Naturally, diverse support for exciting new features results in quite a spread in the third-party library ecosystem of support for various language features. And now with AI entrepreneurs rewriting and porting any project that can score hits and kudos, the usual open-source authorities are losing their steam.

Finally, there's the baseline platform complexity of multiple OS and devices, physical and simulator debugging support, cloud CI...

So: that makes four dimensions of complexity. As a Swift developer you'd have to be very careful to stay on a working path as things shift underneath you.

All for the love of it?

[−] sirwhinesalot 51d ago

> Swift 6.3 introduces the @c attribute, which lets you expose Swift functions and enums to C code in your project. Annotating a function or enum with @c prompts Swift to include a corresponding declaration in the generated C header that you can include in your C/C++ files

Why did this take so long to be added? Such strange priorities. Adding an entire C++ compiler for C++ interoperability before adding... C exports. Bizarre.

[−] ttflee 51d ago

> Swift 6.3 includes the first official release of the Swift SDK for Android.

[−] mikusnuz 51d ago
The noncopyable types improvements are the most underrated part of this release.
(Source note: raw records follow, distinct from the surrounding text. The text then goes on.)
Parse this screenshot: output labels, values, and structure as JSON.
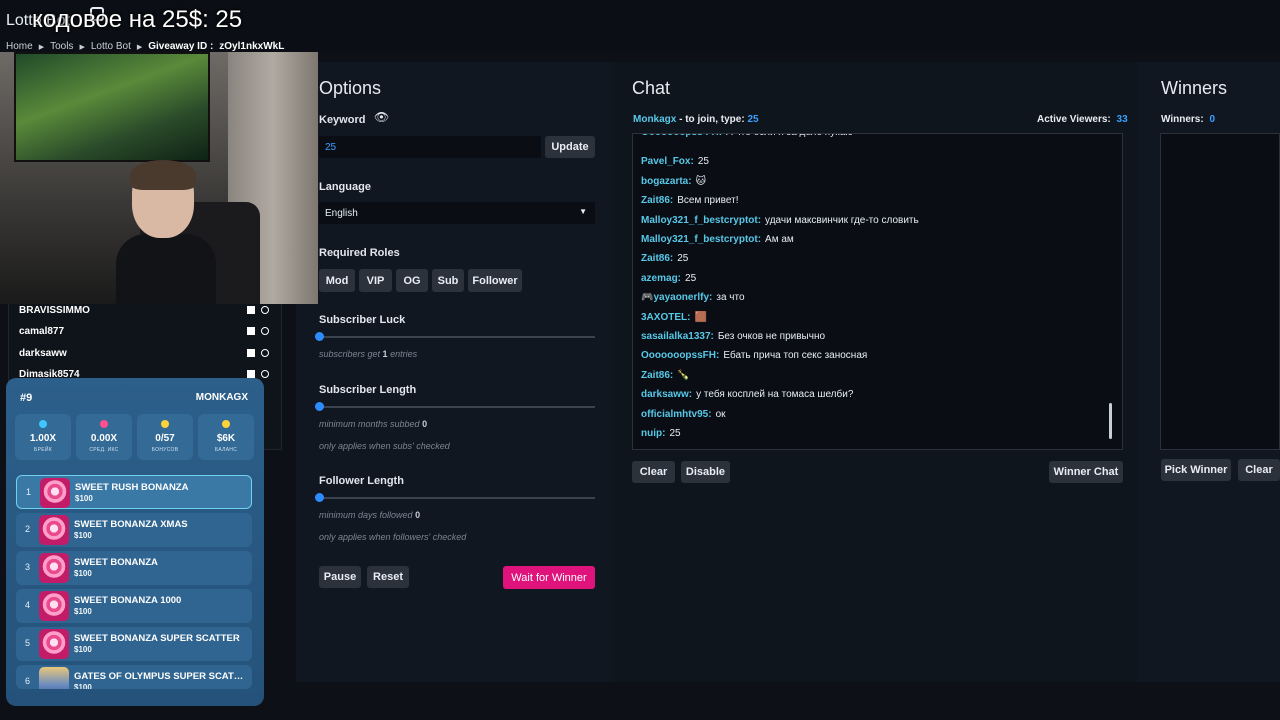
{
  "header": {
    "app_title": "Lotto Bot",
    "overlay_text": "кодовое на 25$: 25",
    "breadcrumb": [
      "Home",
      "Tools",
      "Lotto Bot"
    ],
    "giveaway_id_label": "Giveaway ID :",
    "giveaway_id": "zOyl1nkxWkL"
  },
  "options": {
    "title": "Options",
    "keyword_label": "Keyword",
    "keyword_value": "25",
    "update_label": "Update",
    "language_label": "Language",
    "language_value": "English",
    "roles_label": "Required Roles",
    "roles": [
      "Mod",
      "VIP",
      "OG",
      "Sub",
      "Follower"
    ],
    "sub_luck_label": "Subscriber Luck",
    "sub_luck_hint_pre": "subscribers get",
    "sub_luck_value": "1",
    "sub_luck_hint_post": "entries",
    "sub_length_label": "Subscriber Length",
    "sub_length_hint": "minimum months subbed",
    "sub_length_value": "0",
    "sub_length_note": "only applies when subs' checked",
    "follower_length_label": "Follower Length",
    "follower_length_hint": "minimum days followed",
    "follower_length_value": "0",
    "follower_length_note": "only applies when followers' checked",
    "pause_label": "Pause",
    "reset_label": "Reset",
    "wait_label": "Wait for Winner",
    "slider_levels": [
      0,
      0,
      0
    ]
  },
  "chat": {
    "title": "Chat",
    "join_user": "Monkagx",
    "join_text": " - to join, type: ",
    "join_keyword": "25",
    "active_label": "Active Viewers:",
    "active_count": "33",
    "messages": [
      {
        "user": "Ooooooopss FH:",
        "text": "А что если я за дело пукаю"
      },
      {
        "user": "Pavel_Fox:",
        "text": "25"
      },
      {
        "user": "bogazarta:",
        "text": "🐱"
      },
      {
        "user": "Zait86:",
        "text": "Всем привет!"
      },
      {
        "user": "Malloy321_f_bestcryptot:",
        "text": "удачи максвинчик где-то словить"
      },
      {
        "user": "Malloy321_f_bestcryptot:",
        "text": "Ам ам"
      },
      {
        "user": "Zait86:",
        "text": "25"
      },
      {
        "user": "azemag:",
        "text": "25"
      },
      {
        "user": "🎮yayaonerlfy:",
        "text": "за что"
      },
      {
        "user": "3AXOTEL:",
        "text": "🟫"
      },
      {
        "user": "sasailalka1337:",
        "text": "Без очков не привычно"
      },
      {
        "user": "OoooooopssFH:",
        "text": "Ебать прича топ секс заносная"
      },
      {
        "user": "Zait86:",
        "text": "🍾"
      },
      {
        "user": "darksaww:",
        "text": "у тебя косплей на томаса шелби?"
      },
      {
        "user": "officialmhtv95:",
        "text": "ок"
      },
      {
        "user": "nuip:",
        "text": "25"
      }
    ],
    "clear_label": "Clear",
    "disable_label": "Disable",
    "winner_chat_label": "Winner Chat"
  },
  "winners": {
    "title": "Winners",
    "count_label": "Winners:",
    "count": "0",
    "pick_label": "Pick Winner",
    "clear_label": "Clear"
  },
  "userlist": [
    "BRAVISSIMMO",
    "camal877",
    "darksaww",
    "Dimasik8574"
  ],
  "bonus": {
    "number": "#9",
    "user": "MONKAGX",
    "stats": [
      {
        "value": "1.00X",
        "label": "БРЕЙК",
        "color": "#3ec6ff"
      },
      {
        "value": "0.00X",
        "label": "СРЕД. ИКС",
        "color": "#ff4f8a"
      },
      {
        "value": "0/57",
        "label": "БОНУСОВ",
        "color": "#ffd23a"
      },
      {
        "value": "$6K",
        "label": "БАЛАНС",
        "color": "#ffd23a"
      }
    ],
    "slots": [
      {
        "idx": "1",
        "name": "SWEET RUSH BONANZA",
        "amount": "$100"
      },
      {
        "idx": "2",
        "name": "SWEET BONANZA XMAS",
        "amount": "$100"
      },
      {
        "idx": "3",
        "name": "SWEET BONANZA",
        "amount": "$100"
      },
      {
        "idx": "4",
        "name": "SWEET BONANZA 1000",
        "amount": "$100"
      },
      {
        "idx": "5",
        "name": "SWEET BONANZA SUPER SCATTER",
        "amount": "$100"
      },
      {
        "idx": "6",
        "name": "GATES OF OLYMPUS SUPER SCATTER",
        "amount": "$100"
      }
    ]
  },
  "colors": {
    "accent": "#2d8cff",
    "pink": "#e0137c",
    "chat_user": "#58c8e8"
  }
}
Finally makes it practical to model unique ownership in Swift without fighting the compiler.
[−] asimovDev 51d ago
I remember building dylibs in Swift for use in C programs, had to use @cdecl annotation iirc to achieve that, which was experimental. Good to see it's finally official
[−] lijunle 51d ago
How is the toolchain? Does Swift Lint and Swift Format support the newest version. Honestly, the modern program language should have the built-in formatter and recommend lint rules. It is not just shipping a program language, it is a while ecosystem.
[−] jbverschoor 51d ago
In an effort to use swift for scripting, without the startup cost:

Swift Caching Compiler - https://github.com/jrz/tools

[−] rzerowan 51d ago
Whats the stdlib situation for swift in comparison to newish languages like go or rust. I know its not batteries included lke python - and doesnt have a massive dev ecosystem of helper libs seeming to be mostly tied to macOS/iOS operating system API/ABI.
[−] slopinthebag 51d ago
Swift truly is one of the languages of all time. I started a mobile app with the UI built in Swift and the core in Rust. The amount of implicit and hidden behaviour, magical fields being generated on objects because of certain annotations, the massive amount of @decorators...it's too much. I'm going to have an LLM generate the SwiftUI and touch as little of it as possible.

It's also strange because before I learned Swift, I heard about how beautiful it is but I find it much noisier than Rust.